Actuellement, les budgets des équipes passent du simple au double. Les comptes de la saison 2018, derniers publiés par les équipes en Grande-Bretagne, montre un budget de 338,38 millions de livres, loin des budgets de Renault (146,624 millions de livres) ou de Haas (102,718 millions de livres).
Les équipes que le système a oubliées
La gouvernance de la F1 est aujourd'hui composée du Strategy Group, qui comprend 18 membres (six nommés par la FIA, six nommés par le propriétaire de la F1, Mercedes, Ferrari, Red Bull, McLaren, Williams et la meilleure des autres équipes, à savoir Renault pour la saison 2019), et de la Commission F1. Ce système délaisse les autres équipes, ce qui a valu une plainte auprès de la Commission Européenne de la part de Sauber, devenue Alfa Romeo Racing, et de Force India, devenue Racing Point, en 2015.
Liberty Media veut simplifier cela en supprimant le Strategy Group et la Commission F1 pour ne faire qu'une gouvernance unie, regroupant l'ensemble des équipes, dix membres nommés par la FIA et dix membres nommés par le propriétaire de la F1. Tout le monde aura la possibilité d'exposer ses opinions mais ce processus pourrait avoir un côté néfaste dans la prise de décision. S'il faut actuellement l'unanimité pour changer une règle après la date butoir, il faudra, avec le nouveau système, pas plus de deux personnes contre. 25 votes pour seront nécessaires pour toute décision prise avant le 1er mai, date butoir pour tout changement, concernant la saison actuelle et la prochaine.
La F1 dirigée par des graphiques
Les Accords Concorde, qui régissent l'aspect commercial de la F1, n'ont pas encore été signés pour la saison 2021. Ce nouvel accord s'étendra jusqu'à la saison 2025 selon les premières informations. Un point sera crucial : la redistribution des primes. Aujourd'hui, le système est compliqué et inégalitaire.
Les équipes reçoivent environ 63% des bénéfices sous-jacents de la F1. Ce bénéfice est la somme après déduction des frais mais avant impôts, dépréciation et amortissement. 47,5% de cette somme sont répartis en 2 colonnes distinctes. Dans la première, les 10 équipes touchent une part égale. La seule condition pour obtenir cette part est d’avoir fini dans le top 10 lors de deux des trois dernières saisons.

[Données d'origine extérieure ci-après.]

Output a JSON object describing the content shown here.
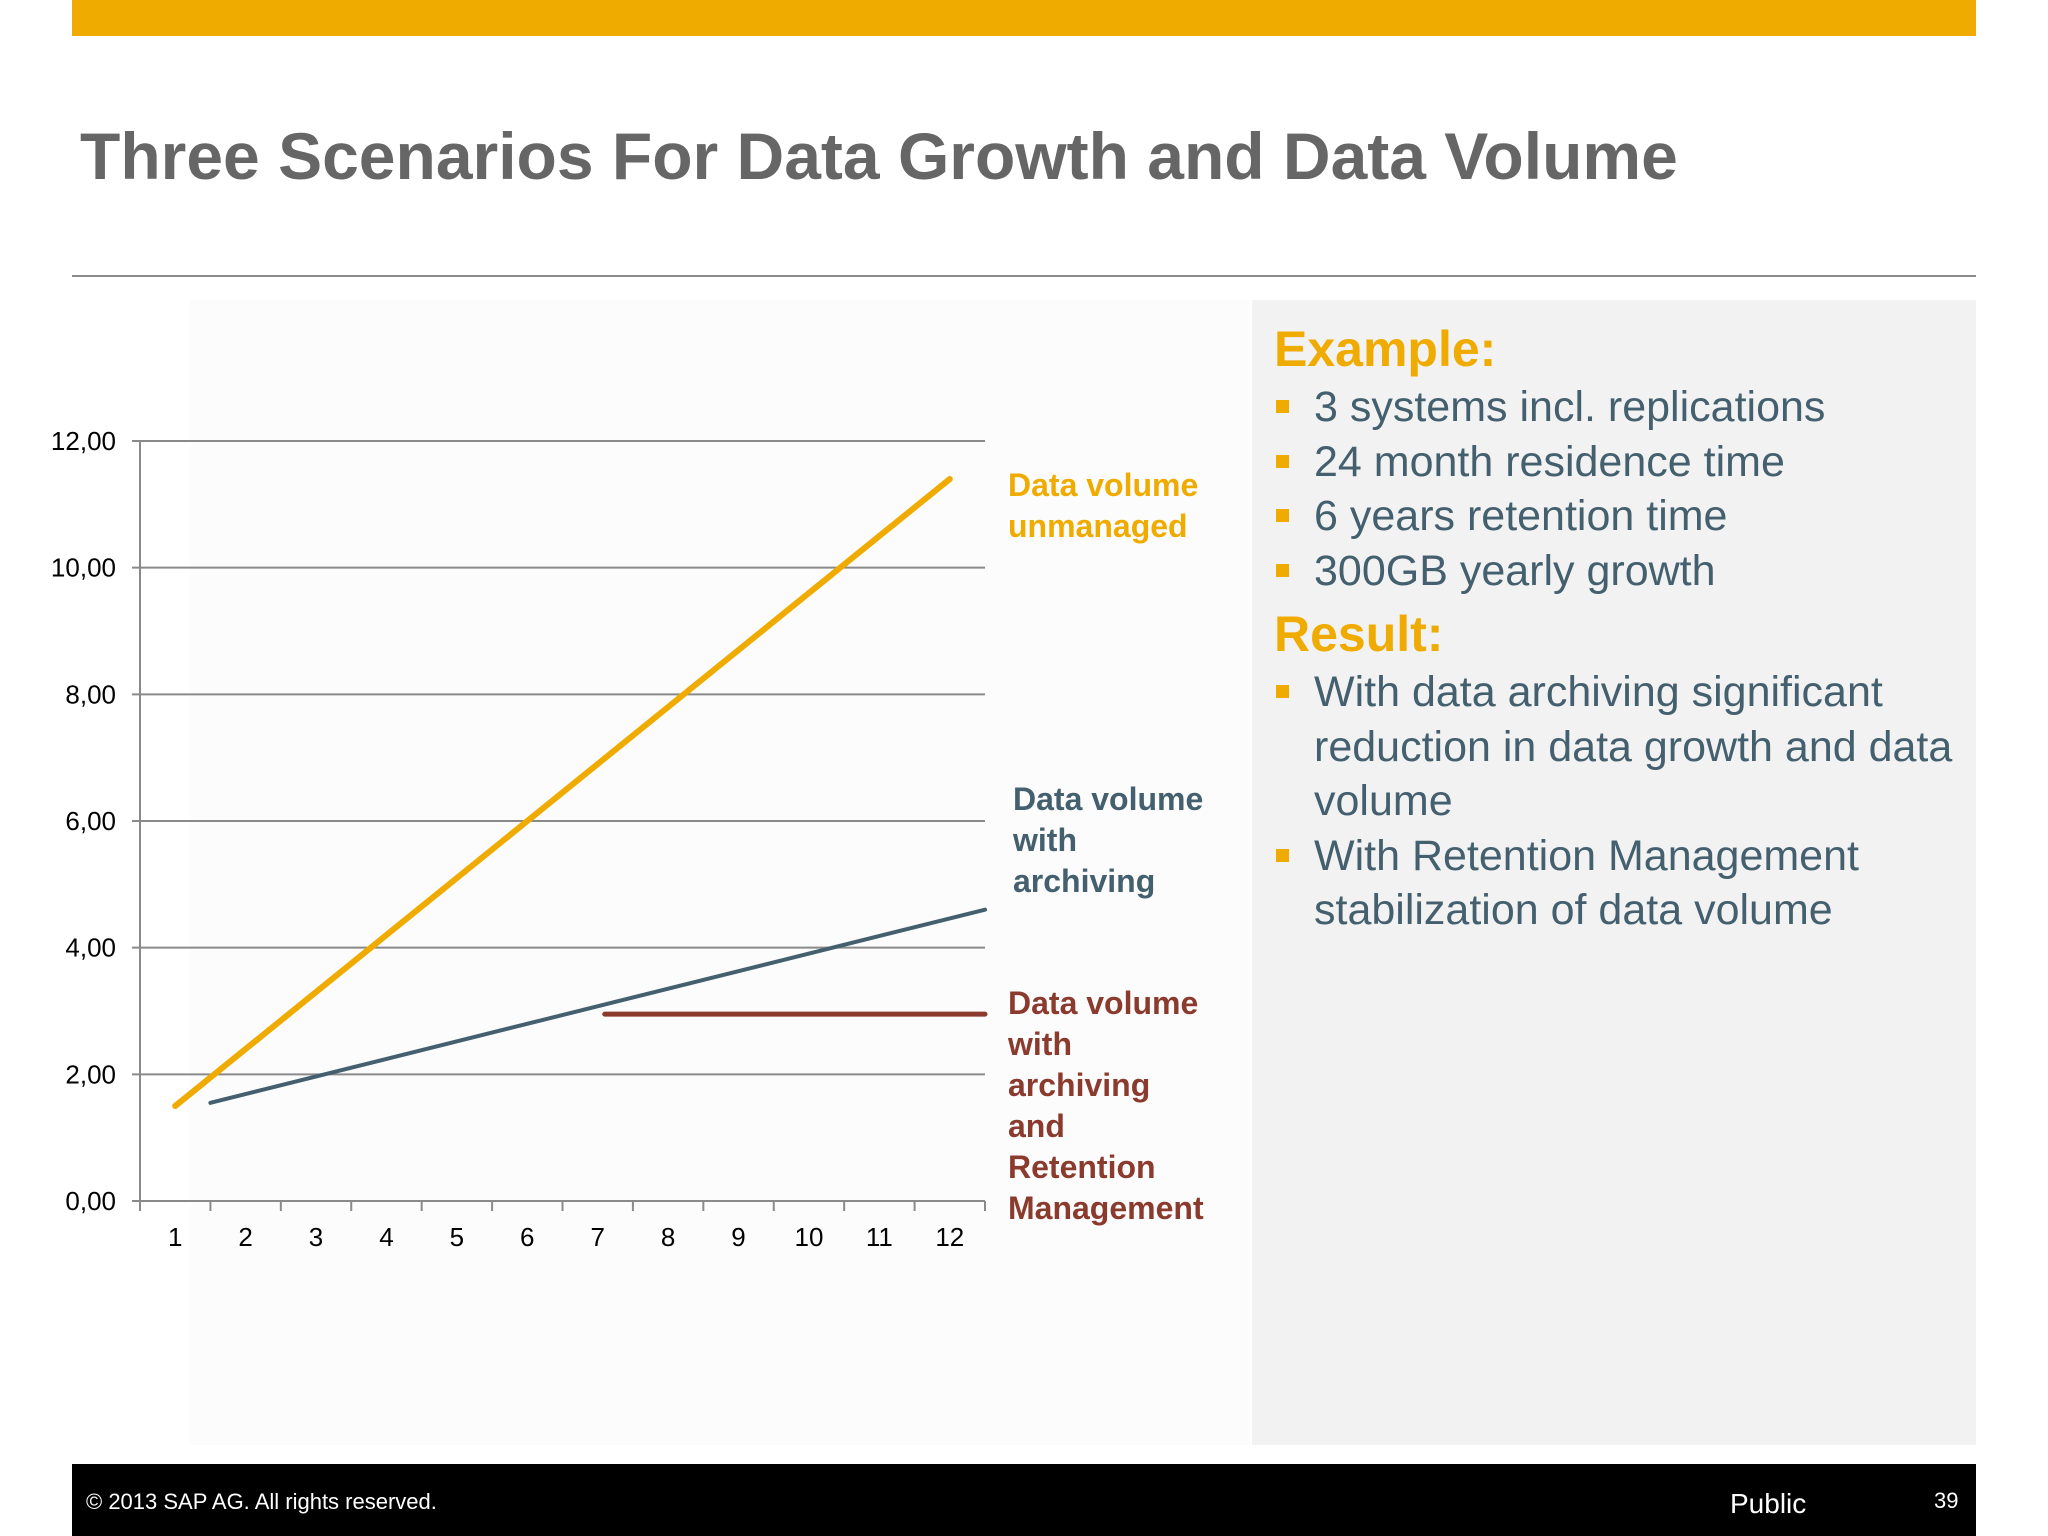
{
  "slide": {
    "title": "Three Scenarios For Data Growth and Data Volume",
    "colors": {
      "accent": "#f0ab00",
      "title_text": "#666666",
      "body_text": "#44606f",
      "footer_bg": "#000000"
    }
  },
  "chart_data": {
    "type": "line",
    "title": "",
    "xlabel": "",
    "ylabel": "",
    "categories": [
      "1",
      "2",
      "3",
      "4",
      "5",
      "6",
      "7",
      "8",
      "9",
      "10",
      "11",
      "12"
    ],
    "ylim": [
      0,
      12
    ],
    "y_ticks": [
      "0,00",
      "2,00",
      "4,00",
      "6,00",
      "8,00",
      "10,00",
      "12,00"
    ],
    "grid": true,
    "legend": "labels at right end of lines",
    "series": [
      {
        "name": "Data volume unmanaged",
        "label_lines": [
          "Data volume",
          "unmanaged"
        ],
        "color": "#f0ab00",
        "x": [
          1,
          12
        ],
        "values": [
          1.5,
          11.4
        ]
      },
      {
        "name": "Data volume with archiving",
        "label_lines": [
          "Data volume",
          "with",
          "archiving"
        ],
        "color": "#44606f",
        "x": [
          1.5,
          12.5
        ],
        "values": [
          1.55,
          4.6
        ]
      },
      {
        "name": "Data volume with archiving and Retention Management",
        "label_lines": [
          "Data volume",
          "with",
          "archiving",
          "and",
          "Retention",
          "Management"
        ],
        "color": "#8b3a2e",
        "x": [
          7.1,
          12.5
        ],
        "values": [
          2.95,
          2.95
        ]
      }
    ]
  },
  "panel": {
    "example_heading": "Example:",
    "example_items": [
      "3 systems incl. replications",
      "24 month residence time",
      "6 years retention time",
      "300GB yearly growth"
    ],
    "result_heading": "Result:",
    "result_items": [
      "With data archiving significant reduction in data growth and data volume",
      "With Retention Management stabilization of data volume"
    ]
  },
  "footer": {
    "copyright": "©  2013 SAP AG. All rights reserved.",
    "classification": "Public",
    "page_number": "39"
  }
}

Dans la seconde colonne, la répartition se fait en fonction du classement final, le Champion du Monde touchant 19% et le dixième et dernier éligible à cette prime 4%. Environ 11% servent à payer ce qu’on appelle une « prime premium ». Cette prime a été approuvée par les cinq équipes début 2012, avant l’expiration des Accords Concorde et est répartie entre Ferrari, Red Bull, Mercedes, McLaren et Williams.
Selon RaceFans, le nouveau système sera différent, sans l'être vraiment au final... Les primes seront toujours réparties en deux colonnes avec des exceptions. La première colonne sera toujours une prime égale pour chaque équipe, la seconde dépendra du classement au championnat, le Champion du Monde touchant 18% et la dernière 2%. Une prime sera répartie entre les trois meilleures équipes au cours des dix dernières saisons et Ferrari conservera sa prime historique, qui sera revue à la baisse.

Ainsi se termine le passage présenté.